Un discorso a parte merita quindi il modello della globalizzazione.
Essa, intanto, pone i mercati sempre a più stretto contatto: da un
lato alimentando la concorrenza tra le imprese, dall’altro offrendo
crescenti opportunità di sbocco su nuovi mercati.
In Italia non è ancora radicata la cultura dell’internazionalizzazione,
in particolare di quella attiva, soprattutto con riferimento
alle PMI.
Infatti, per queste ultime, molto frequenti sono rapporti
commerciali occasionali, scarsa conoscenza del mercato estero, assenza
della ricerca del cliente, mancanza di adeguata promozione del
prodotto; esse confidano esclusivamente nelle capacità commerciali
del buyer o dell’importatore cui si affidano.
La strategia vincente
si basa invece sull’idea di affrontare l’internazionalizzazione attiva
sviluppando rapporti commerciali sistematici, selezionando i target
attraverso ricerche di mercato, utilizzando politiche promozionali e
radicando l’esportazione mediante la realizzazione di società stabilite
sul territorio prescelto.
Per le imprese italiane, intraprendere un processo di internazionalizzazione
è diventata oramai una necessità vitale. Il brancolare
nel buio senza punti di riferimento può essere superato dando uno
sguardo attento a ciò che il mercato mostra in questo campo. Sul
mercato mondiale è risaputo che il made in Italy brilla in popolarità.
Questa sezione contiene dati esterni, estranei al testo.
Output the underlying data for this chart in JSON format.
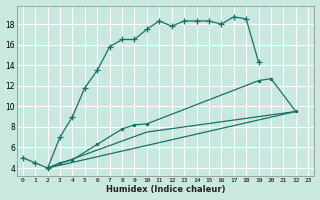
{
  "xlabel": "Humidex (Indice chaleur)",
  "x_ticks": [
    0,
    1,
    2,
    3,
    4,
    5,
    6,
    7,
    8,
    9,
    10,
    11,
    12,
    13,
    14,
    15,
    16,
    17,
    18,
    19,
    20,
    21,
    22,
    23
  ],
  "y_ticks": [
    4,
    6,
    8,
    10,
    12,
    14,
    16,
    18
  ],
  "ylim": [
    3.2,
    19.8
  ],
  "xlim": [
    -0.5,
    23.5
  ],
  "background_color": "#c8e8e0",
  "grid_color": "#ffffff",
  "line_color": "#1a7068",
  "line1_x": [
    0,
    1,
    2,
    3,
    4,
    5,
    6,
    7,
    8,
    9,
    10,
    11,
    12,
    13,
    14,
    15,
    16,
    17,
    18,
    19
  ],
  "line1_y": [
    5.0,
    4.5,
    4.0,
    7.0,
    9.0,
    11.8,
    13.5,
    15.8,
    16.5,
    16.5,
    17.5,
    18.3,
    17.8,
    18.3,
    18.3,
    18.3,
    18.0,
    18.7,
    18.5,
    14.3
  ],
  "line2_x": [
    2,
    3,
    4,
    6,
    8,
    9,
    10,
    19,
    20,
    22
  ],
  "line2_y": [
    4.0,
    4.5,
    4.8,
    6.3,
    7.8,
    8.2,
    8.3,
    12.5,
    12.7,
    9.5
  ],
  "line3_x": [
    2,
    22
  ],
  "line3_y": [
    4.0,
    9.5
  ],
  "line4_x": [
    2,
    10,
    22
  ],
  "line4_y": [
    4.0,
    7.5,
    9.5
  ]
}
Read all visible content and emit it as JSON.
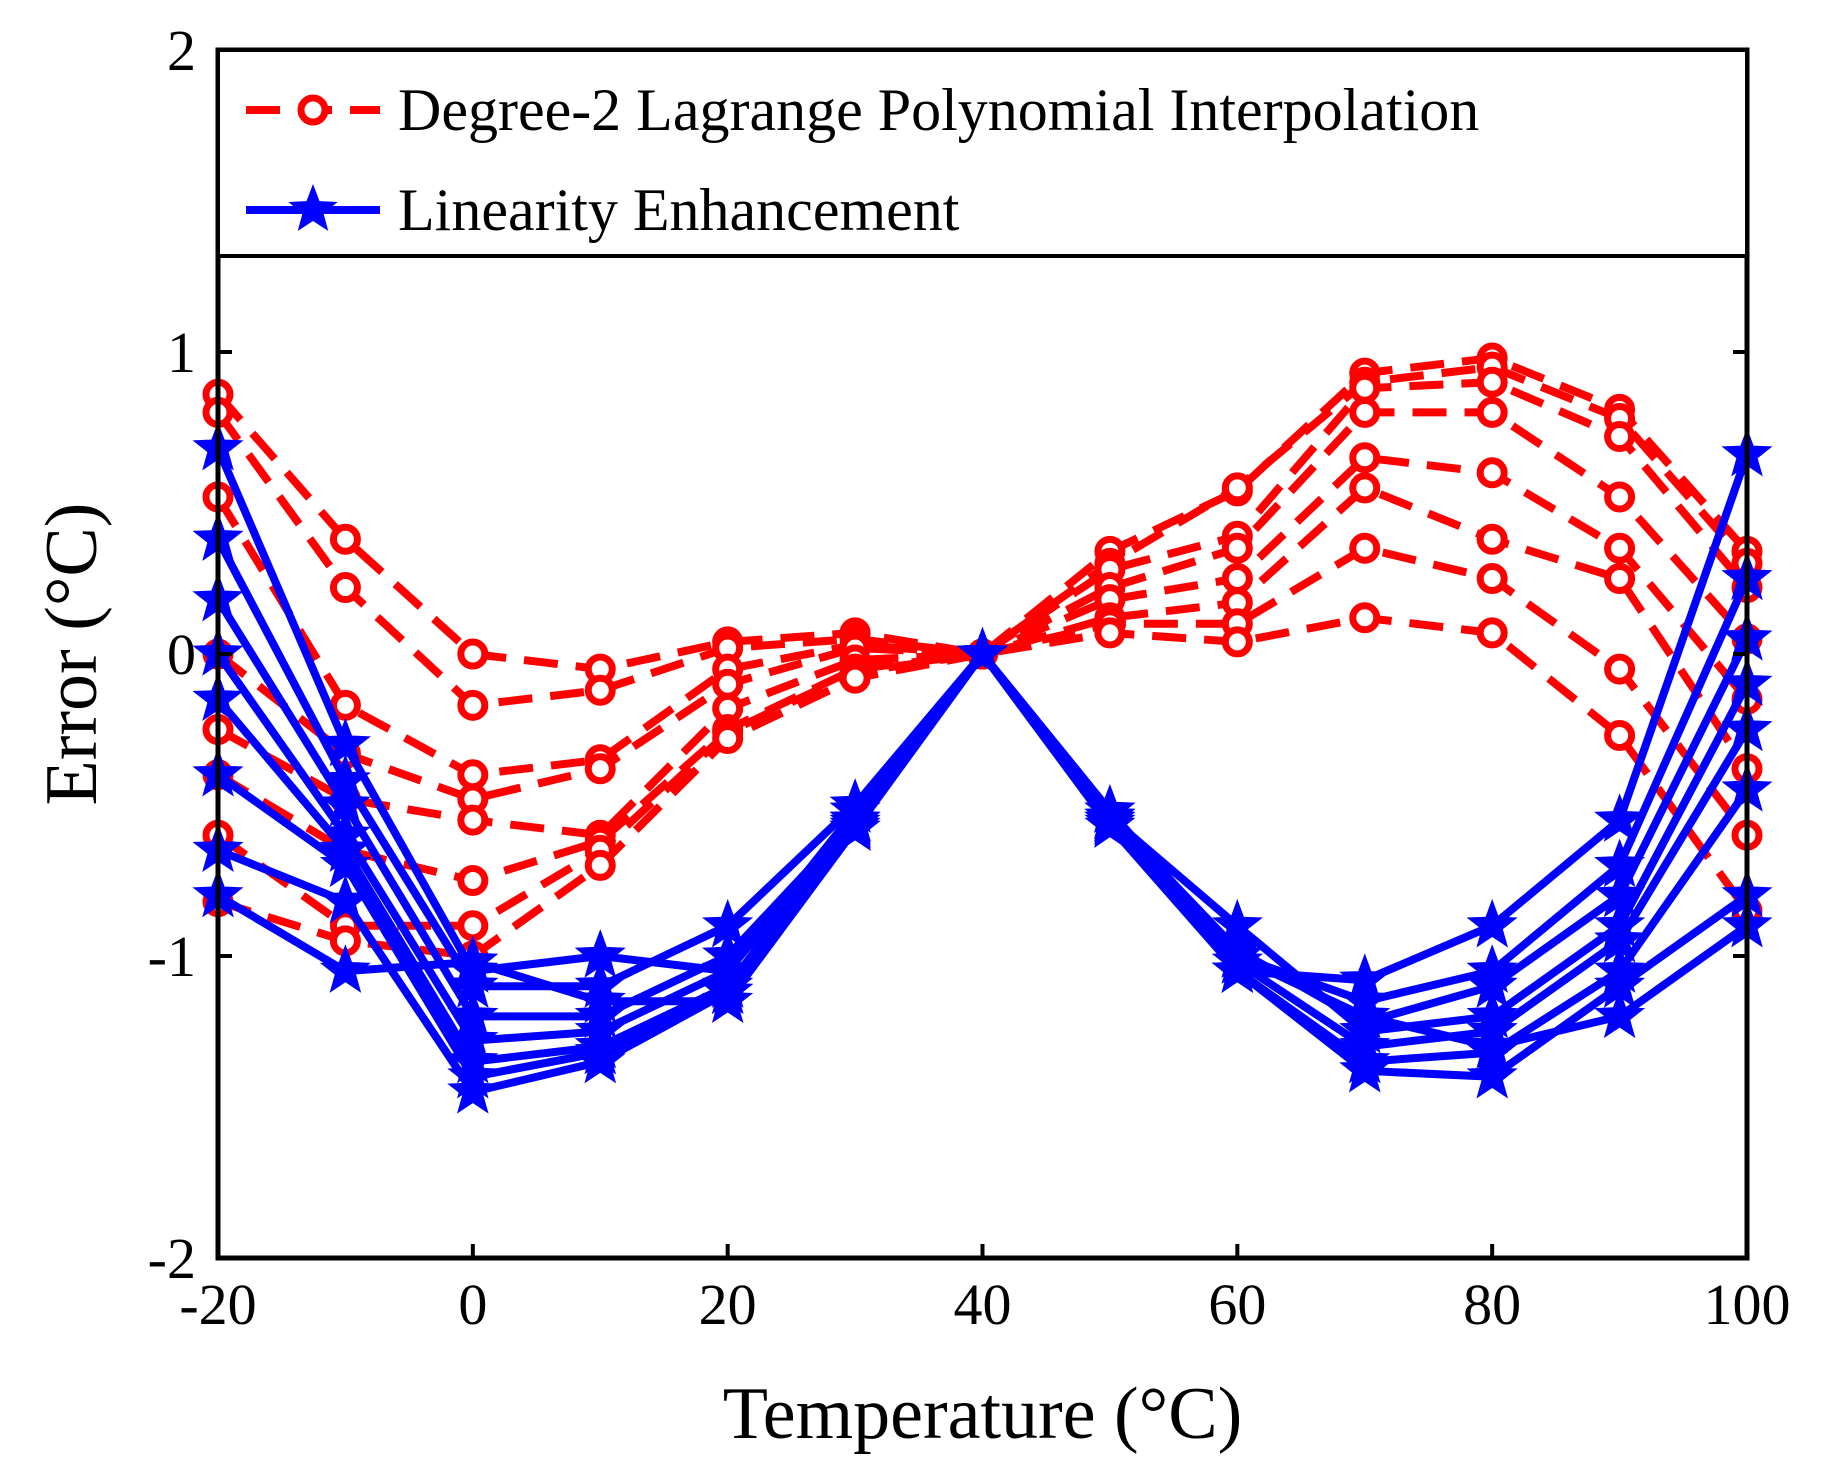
{
  "chart_data": {
    "type": "line",
    "title": "",
    "xlabel": "Temperature (°C)",
    "ylabel": "Error (°C)",
    "xlim": [
      -20,
      100
    ],
    "ylim": [
      -2,
      2
    ],
    "xticks": [
      -20,
      0,
      20,
      40,
      60,
      80,
      100
    ],
    "xtick_labels": [
      "-20",
      "0",
      "20",
      "40",
      "60",
      "80",
      "100"
    ],
    "yticks": [
      -2,
      -1,
      0,
      1,
      2
    ],
    "ytick_labels": [
      "-2",
      "-1",
      "0",
      "1",
      "2"
    ],
    "x": [
      -20,
      -10,
      0,
      10,
      20,
      30,
      40,
      50,
      60,
      70,
      80,
      90,
      100
    ],
    "grid": false,
    "legend_position": "top",
    "groups": [
      {
        "name": "Degree-2 Lagrange Polynomial Interpolation",
        "color": "#ff0000",
        "line_style": "dashed",
        "marker": "circle",
        "series": [
          {
            "values": [
              0.86,
              0.38,
              0.0,
              -0.05,
              0.04,
              0.07,
              0.0,
              0.34,
              0.54,
              0.93,
              0.98,
              0.81,
              0.34
            ]
          },
          {
            "values": [
              0.8,
              0.22,
              -0.17,
              -0.12,
              0.02,
              0.05,
              0.0,
              0.3,
              0.55,
              0.9,
              0.95,
              0.78,
              0.3
            ]
          },
          {
            "values": [
              0.52,
              -0.17,
              -0.4,
              -0.35,
              -0.05,
              0.03,
              0.0,
              0.28,
              0.39,
              0.88,
              0.9,
              0.72,
              0.22
            ]
          },
          {
            "values": [
              0.0,
              -0.33,
              -0.48,
              -0.38,
              -0.1,
              0.02,
              0.0,
              0.22,
              0.35,
              0.8,
              0.8,
              0.52,
              0.05
            ]
          },
          {
            "values": [
              -0.25,
              -0.48,
              -0.55,
              -0.6,
              -0.18,
              -0.02,
              0.0,
              0.18,
              0.25,
              0.65,
              0.6,
              0.35,
              -0.15
            ]
          },
          {
            "values": [
              -0.4,
              -0.65,
              -0.75,
              -0.62,
              -0.25,
              -0.05,
              0.0,
              0.12,
              0.17,
              0.55,
              0.38,
              0.25,
              -0.38
            ]
          },
          {
            "values": [
              -0.6,
              -0.9,
              -0.9,
              -0.65,
              -0.26,
              -0.06,
              0.0,
              0.1,
              0.1,
              0.35,
              0.25,
              -0.05,
              -0.6
            ]
          },
          {
            "values": [
              -0.82,
              -0.95,
              -1.0,
              -0.7,
              -0.28,
              -0.08,
              0.0,
              0.07,
              0.04,
              0.12,
              0.07,
              -0.27,
              -0.85
            ]
          }
        ]
      },
      {
        "name": "Linearity Enhancement",
        "color": "#0000ff",
        "line_style": "solid",
        "marker": "star",
        "series": [
          {
            "values": [
              0.68,
              -0.3,
              -1.05,
              -1.0,
              -1.05,
              -0.52,
              0.0,
              -0.52,
              -1.05,
              -1.08,
              -0.9,
              -0.55,
              0.66
            ]
          },
          {
            "values": [
              0.38,
              -0.42,
              -1.1,
              -1.1,
              -0.9,
              -0.5,
              0.0,
              -0.52,
              -1.0,
              -1.15,
              -1.05,
              -0.7,
              0.25
            ]
          },
          {
            "values": [
              0.18,
              -0.5,
              -1.2,
              -1.2,
              -1.0,
              -0.55,
              0.0,
              -0.54,
              -0.98,
              -1.22,
              -1.1,
              -0.8,
              0.05
            ]
          },
          {
            "values": [
              0.0,
              -0.6,
              -1.28,
              -1.25,
              -1.05,
              -0.55,
              0.0,
              -0.54,
              -0.9,
              -1.25,
              -1.2,
              -0.9,
              -0.1
            ]
          },
          {
            "values": [
              -0.15,
              -0.65,
              -1.35,
              -1.3,
              -1.1,
              -0.56,
              0.0,
              -0.55,
              -1.02,
              -1.3,
              -1.25,
              -0.95,
              -0.25
            ]
          },
          {
            "values": [
              -0.4,
              -0.7,
              -1.4,
              -1.32,
              -1.12,
              -0.57,
              0.0,
              -0.56,
              -1.05,
              -1.35,
              -1.32,
              -1.05,
              -0.45
            ]
          },
          {
            "values": [
              -0.65,
              -0.82,
              -1.45,
              -1.35,
              -1.12,
              -0.58,
              0.0,
              -0.57,
              -1.05,
              -1.38,
              -1.4,
              -1.1,
              -0.8
            ]
          },
          {
            "values": [
              -0.8,
              -1.05,
              -1.02,
              -1.15,
              -1.15,
              -0.58,
              0.0,
              -0.55,
              -1.0,
              -1.2,
              -1.3,
              -1.2,
              -0.9
            ]
          }
        ]
      }
    ]
  }
}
Ma una buona percentuale dei prodotti con marchio italiano venduti,
per esempio, negli USA sono dei falsi. Questo dato ci porta a fare
due considerazioni: la prima è che evidentemente le aziende italiane
non sono in grado di soddisfare la richiesta di prodotti; la seconda
ci fa comprendere che laddove esistono dei falsi vuol dire che c’è richiesta
di quel prodotto.
Spesso la cultura della globalizzazione non
è presente nelle nostre aziende: la mancanza di cultura imprenditoriale
e di spirito d’iniziativa fa sì che l’imprenditore si accontenti di
realizzare la vendita al “dettaglio”, che lo lascerà perennemente nel
suo limbo, piuttosto che programmare e realizzare nel tempo strategie
vincenti e di crescita per la sua azienda.